NTA JEE Mains 05th April 2024 Shift 2

The number of real solutions of the equation $$x|x + 5| + 2|x + 7| - 2 = 0$$ is _________

If $$1 + \frac{\sqrt{3} - \sqrt{2}}{2\sqrt{3}} + \frac{5 - 2\sqrt{6}}{18} + \frac{9\sqrt{3} - 11\sqrt{2}}{36\sqrt{3}} + \frac{49 - 20\sqrt{6}}{180} + \ldots$$ upto $$\infty = 2 + \left(\sqrt{\frac{b}{a}} + 1\right)\log_e\left(\frac{a}{b}\right)$$, where $$a$$ and $$b$$ are integers with $$\gcd(a, b) = 1$$, then $$11a + 18b$$ is equal to ______

The number of solutions of $$\sin^2 x + (2 + 2x - x^2)\sin x - 3(x - 1)^2 = 0$$, where $$-\pi \leq x \leq \pi$$, is ________

Let a line perpendicular to the line $$2x - y = 10$$ touch the parabola $$y^2 = 4(x - 9)$$ at the point $$P$$. The distance of the point $$P$$ from the centre of the circle $$x^2 + y^2 - 14x - 8y + 56 = 0$$ is __________

Let $$a > 0$$ be a root of the equation $$2x^2 + x - 2 = 0$$. If $$\lim_{x \to \frac{1}{a}} \frac{16(1 - \cos(2 + x - 2x^2))}{(1 - ax)^2} = \alpha + \beta\sqrt{17}$$, where $$\alpha, \beta \in Z$$, then $$\alpha + \beta$$ is equal to ______

Let the mean and the standard deviation of the probability distribution $$\begin{array}{|c|c|c|c|c|} \hline X & \alpha & 1 & 0 & -3 \\ \hline P(X) & \frac{1}{3} & K & \frac{1}{6} & \frac{1}{4} \\ \hline \end{array}$$ be $$\mu$$ and $$\sigma$$, respectively.

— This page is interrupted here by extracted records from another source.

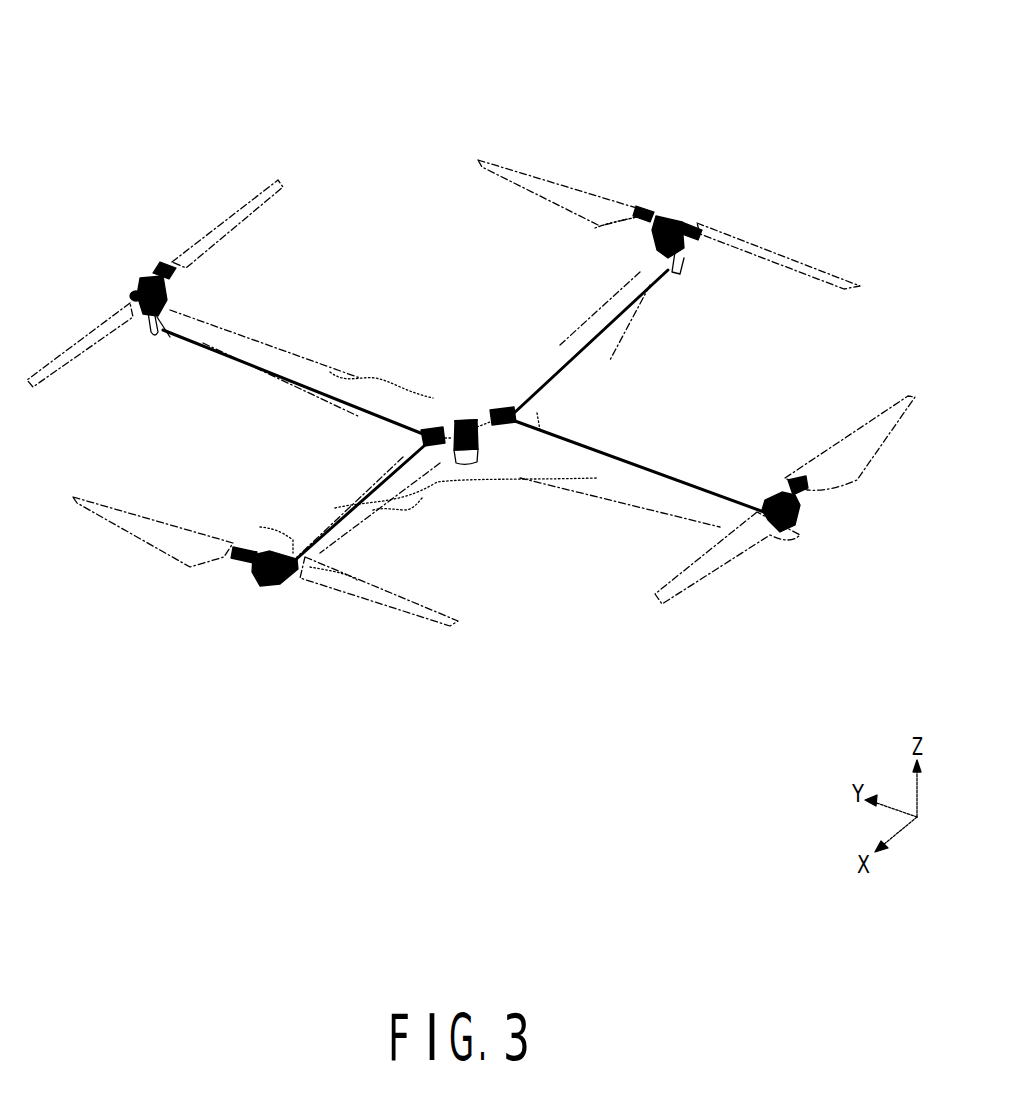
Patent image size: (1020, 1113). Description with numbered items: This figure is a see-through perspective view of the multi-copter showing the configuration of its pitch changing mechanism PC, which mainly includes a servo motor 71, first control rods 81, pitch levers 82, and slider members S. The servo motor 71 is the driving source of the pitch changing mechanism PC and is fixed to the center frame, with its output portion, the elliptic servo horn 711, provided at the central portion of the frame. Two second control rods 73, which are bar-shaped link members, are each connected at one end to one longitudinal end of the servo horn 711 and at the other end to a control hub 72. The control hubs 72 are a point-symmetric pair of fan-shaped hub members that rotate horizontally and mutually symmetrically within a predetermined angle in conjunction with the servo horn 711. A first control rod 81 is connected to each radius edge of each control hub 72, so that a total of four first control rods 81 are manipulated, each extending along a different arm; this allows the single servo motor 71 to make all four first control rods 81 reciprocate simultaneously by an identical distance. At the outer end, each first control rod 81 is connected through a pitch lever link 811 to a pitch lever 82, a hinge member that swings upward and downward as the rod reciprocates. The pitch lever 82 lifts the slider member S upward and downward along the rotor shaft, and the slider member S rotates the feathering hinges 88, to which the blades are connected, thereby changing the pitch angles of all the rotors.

The pitch changing mechanism PC is at (90, 42).
The servo motor 71 is at (477, 465).
The servo horn 711 is at (453, 421).
The control hub 72 is at (488, 409).
The second control rod 73 is at (449, 428).
The first control rod 81 is at (240, 360).
The pitch lever link 811 is at (157, 327).
The pitch lever 82 is at (175, 292).
The feathering hinge 88 is at (163, 268).
The slider member S is at (135, 318).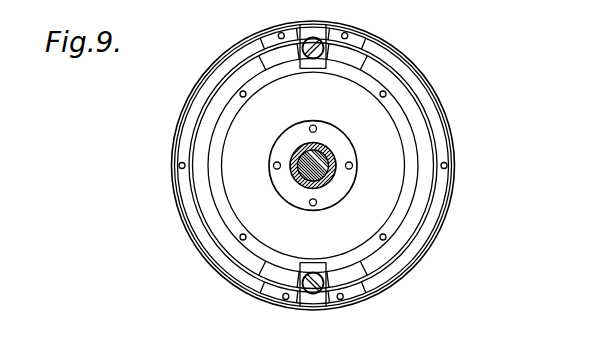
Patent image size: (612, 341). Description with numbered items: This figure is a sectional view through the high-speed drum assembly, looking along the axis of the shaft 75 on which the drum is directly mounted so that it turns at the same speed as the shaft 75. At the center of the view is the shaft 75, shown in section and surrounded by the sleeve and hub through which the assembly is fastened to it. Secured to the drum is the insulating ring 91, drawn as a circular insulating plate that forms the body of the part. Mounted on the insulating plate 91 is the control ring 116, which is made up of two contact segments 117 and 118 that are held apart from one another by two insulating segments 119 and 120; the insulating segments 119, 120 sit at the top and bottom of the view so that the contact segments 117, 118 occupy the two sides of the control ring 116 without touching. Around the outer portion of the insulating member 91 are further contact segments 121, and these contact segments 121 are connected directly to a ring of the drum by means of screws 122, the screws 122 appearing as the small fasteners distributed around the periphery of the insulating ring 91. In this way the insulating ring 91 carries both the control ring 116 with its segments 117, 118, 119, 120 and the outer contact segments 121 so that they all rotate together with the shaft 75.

The shaft 75 is at (302, 173).
The insulating ring 91 is at (385, 197).
The control ring 116 is at (324, 104).
The contact segment 117 is at (242, 100).
The contact segment 118 is at (395, 125).
The insulating segment 119 is at (321, 40).
The insulating segment 120 is at (318, 302).
The contact segments 121 is at (195, 99).
The screws 122 is at (278, 33).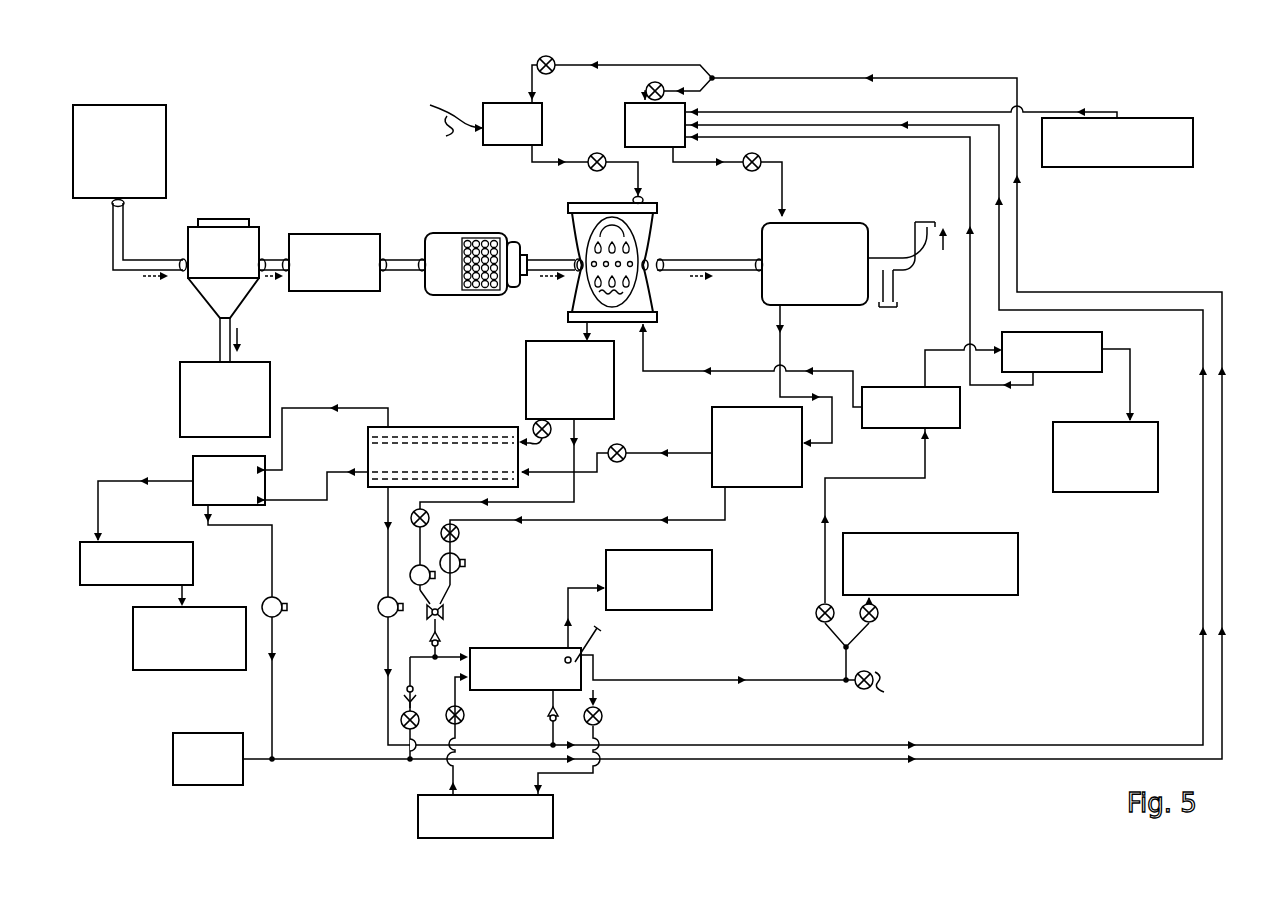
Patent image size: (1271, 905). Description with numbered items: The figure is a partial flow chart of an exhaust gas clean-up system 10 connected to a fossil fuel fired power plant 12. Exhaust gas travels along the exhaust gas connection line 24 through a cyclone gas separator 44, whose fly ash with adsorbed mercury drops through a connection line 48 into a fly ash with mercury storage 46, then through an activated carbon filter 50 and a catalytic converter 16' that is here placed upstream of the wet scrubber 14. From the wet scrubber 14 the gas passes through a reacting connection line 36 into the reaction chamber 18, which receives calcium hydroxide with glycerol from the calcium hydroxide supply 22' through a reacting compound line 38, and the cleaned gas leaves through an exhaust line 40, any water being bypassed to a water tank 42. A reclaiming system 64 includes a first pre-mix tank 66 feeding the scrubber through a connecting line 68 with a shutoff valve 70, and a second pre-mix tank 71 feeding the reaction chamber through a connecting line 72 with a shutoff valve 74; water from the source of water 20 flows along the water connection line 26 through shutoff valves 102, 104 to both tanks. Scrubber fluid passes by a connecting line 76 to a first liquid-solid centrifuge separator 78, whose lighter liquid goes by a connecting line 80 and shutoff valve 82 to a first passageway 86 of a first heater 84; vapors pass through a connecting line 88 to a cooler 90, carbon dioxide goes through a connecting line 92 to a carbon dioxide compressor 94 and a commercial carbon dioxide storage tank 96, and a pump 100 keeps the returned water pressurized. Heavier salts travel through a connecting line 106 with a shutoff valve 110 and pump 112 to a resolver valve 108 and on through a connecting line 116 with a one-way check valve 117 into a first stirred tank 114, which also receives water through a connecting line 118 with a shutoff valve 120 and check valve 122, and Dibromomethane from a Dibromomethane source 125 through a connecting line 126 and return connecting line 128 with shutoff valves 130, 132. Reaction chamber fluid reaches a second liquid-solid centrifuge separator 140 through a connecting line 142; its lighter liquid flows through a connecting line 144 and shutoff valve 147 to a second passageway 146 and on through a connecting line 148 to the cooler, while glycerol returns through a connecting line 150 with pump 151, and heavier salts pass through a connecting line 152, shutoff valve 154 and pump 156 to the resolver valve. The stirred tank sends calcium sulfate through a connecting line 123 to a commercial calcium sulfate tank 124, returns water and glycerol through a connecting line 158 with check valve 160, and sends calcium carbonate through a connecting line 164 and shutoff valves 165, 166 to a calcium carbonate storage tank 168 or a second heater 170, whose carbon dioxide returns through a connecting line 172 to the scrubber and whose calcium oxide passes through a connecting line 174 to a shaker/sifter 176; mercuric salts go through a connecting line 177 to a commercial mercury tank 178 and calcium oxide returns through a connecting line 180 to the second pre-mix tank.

The exhaust gas clean-up system 10 is at (305, 74).
The fossil fuel fired power plant 12 is at (158, 103).
The wet scrubber 14 is at (585, 203).
The catalytic converter 16' is at (476, 237).
The reaction chamber 18 is at (818, 223).
The source of water 20 is at (213, 733).
The calcium hydroxide supply 22' is at (1117, 156).
The exhaust gas connection line 24 is at (165, 258).
The water connection line 26 is at (750, 78).
The reacting connection line 36 is at (714, 258).
The reacting compound line 38 is at (822, 112).
The exhaust line 40 is at (916, 242).
The water tank 42 is at (897, 285).
The cyclone gas separator 44 is at (238, 219).
The fly ash with mercury storage 46 is at (180, 392).
The connection line 48 is at (220, 342).
The activated carbon filter 50 is at (330, 291).
The reclaiming system 64 is at (358, 133).
The first pre-mix tank 66 is at (485, 103).
The connecting line 68 is at (532, 158).
The remotely controlled shutoff valve 70 is at (592, 153).
The second pre-mix tank 71 is at (625, 112).
The connecting line 72 is at (700, 164).
The remotely controlled shutoff valve 74 is at (746, 170).
The connecting line 76 is at (580, 332).
The first liquid-solid centrifuge separator 78 is at (526, 370).
The connecting line 80 is at (535, 440).
The remotely controlled shutoff valve 82 is at (536, 422).
The first heater 84 is at (485, 427).
The first passageway 86 is at (455, 437).
The connecting line 88 is at (380, 408).
The cooler 90 is at (193, 462).
The connecting line 92 is at (98, 495).
The carbon dioxide compressor 94 is at (133, 542).
The commercial carbon dioxide storage tank 96 is at (272, 542).
The remotely controlled pump 100 is at (262, 600).
The remotely controlled shutoff valve 102 is at (540, 58).
The remotely controlled shutoff valve 104 is at (657, 82).
The connecting line 106 is at (578, 492).
The resolver valve 108 is at (448, 608).
The remotely controlled shutoff valve 110 is at (414, 526).
The remotely controlled pump 112 is at (410, 582).
The first stirred tank 114 is at (538, 690).
The connecting line 116 is at (442, 656).
The one-way check valve 117 is at (430, 628).
The connecting line 118 is at (410, 658).
The remotely controlled shutoff valve 120 is at (402, 726).
The one-way check valve 122 is at (404, 700).
The connecting line 123 is at (568, 598).
The commercial calcium sulfate tank 124 is at (606, 568).
The Dibromomethane source 125 is at (553, 814).
The connecting line 126 is at (446, 787).
The return connecting line 128 is at (580, 778).
The remotely controlled shutoff valve 130 is at (466, 720).
The remotely controlled shutoff valve 132 is at (604, 718).
The second liquid-solid centrifuge separator 140 is at (712, 416).
The connecting line 142 is at (780, 345).
The connecting line 144 is at (626, 452).
The second passageway 146 is at (372, 464).
The remotely controlled shutoff valve 147 is at (624, 462).
The connecting line 148 is at (327, 494).
The connecting line 150 is at (388, 508).
The remotely controlled pump 151 is at (378, 607).
The connecting line 152 is at (530, 520).
The remotely controlled shutoff valve 154 is at (458, 540).
The remotely controlled pump 156 is at (460, 572).
The connecting line 158 is at (560, 702).
The one-way check valve 160 is at (560, 730).
The connecting line 164 is at (876, 672).
The remotely controlled shutoff valve 165 is at (860, 689).
The remotely controlled shutoff valve 166 is at (816, 614).
The calcium carbonate storage tank 168 is at (1018, 540).
The second heater 170 is at (936, 428).
The connecting line 172 is at (726, 371).
The connecting line 174 is at (925, 350).
The shaker/sifter 176 is at (1085, 332).
The connecting line 177 is at (1130, 398).
The commercial mercury tank 178 is at (1053, 435).
The connecting line 180 is at (970, 182).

If $$\sigma - \mu = 2$$, then $$\sigma + \mu$$ is equal to ________

Let the maximum and minimum values of $$\left(\sqrt{8x - x^2 - 12} - 4\right)^2 + (x - 7)^2$$, $$x \in \mathbb{R}$$ be $$M$$ and $$m$$, respectively. Then $$M^2 - m^2$$ is equal to _________

If $$f(t) = \int_0^{\pi} \frac{2x \, dx}{1 - \cos^2 t \sin^2 x}$$, $$0 < t < \pi$$, then the value of $$\int_0^{\frac{\pi}{2}} \frac{\pi^2 dt}{f(t)}$$ equals _________

Let $$y = y(x)$$ be the solution of the differential equation $$\frac{dy}{dx} + \frac{2x}{(1+x^2)^2} y = xe^{\frac{1}{(1+x^2)}}$$; $$y(0) = 0$$. Then the area enclosed by the curve $$f(x) = y(x)e^{-\frac{1}{(1+x^2)}}$$ and the line $$y - x = 4$$ is __________

Let the point $$(-1, \alpha, \beta)$$ lie on the line of the shortest distance between the lines $$\frac{x+2}{-3} = \frac{y-2}{4} = \frac{z-5}{2}$$ and $$\frac{x+2}{-1} = \frac{y+6}{2} = \frac{z-1}{0}$$. Then $$(\alpha - \beta)^2$$ is equal to __________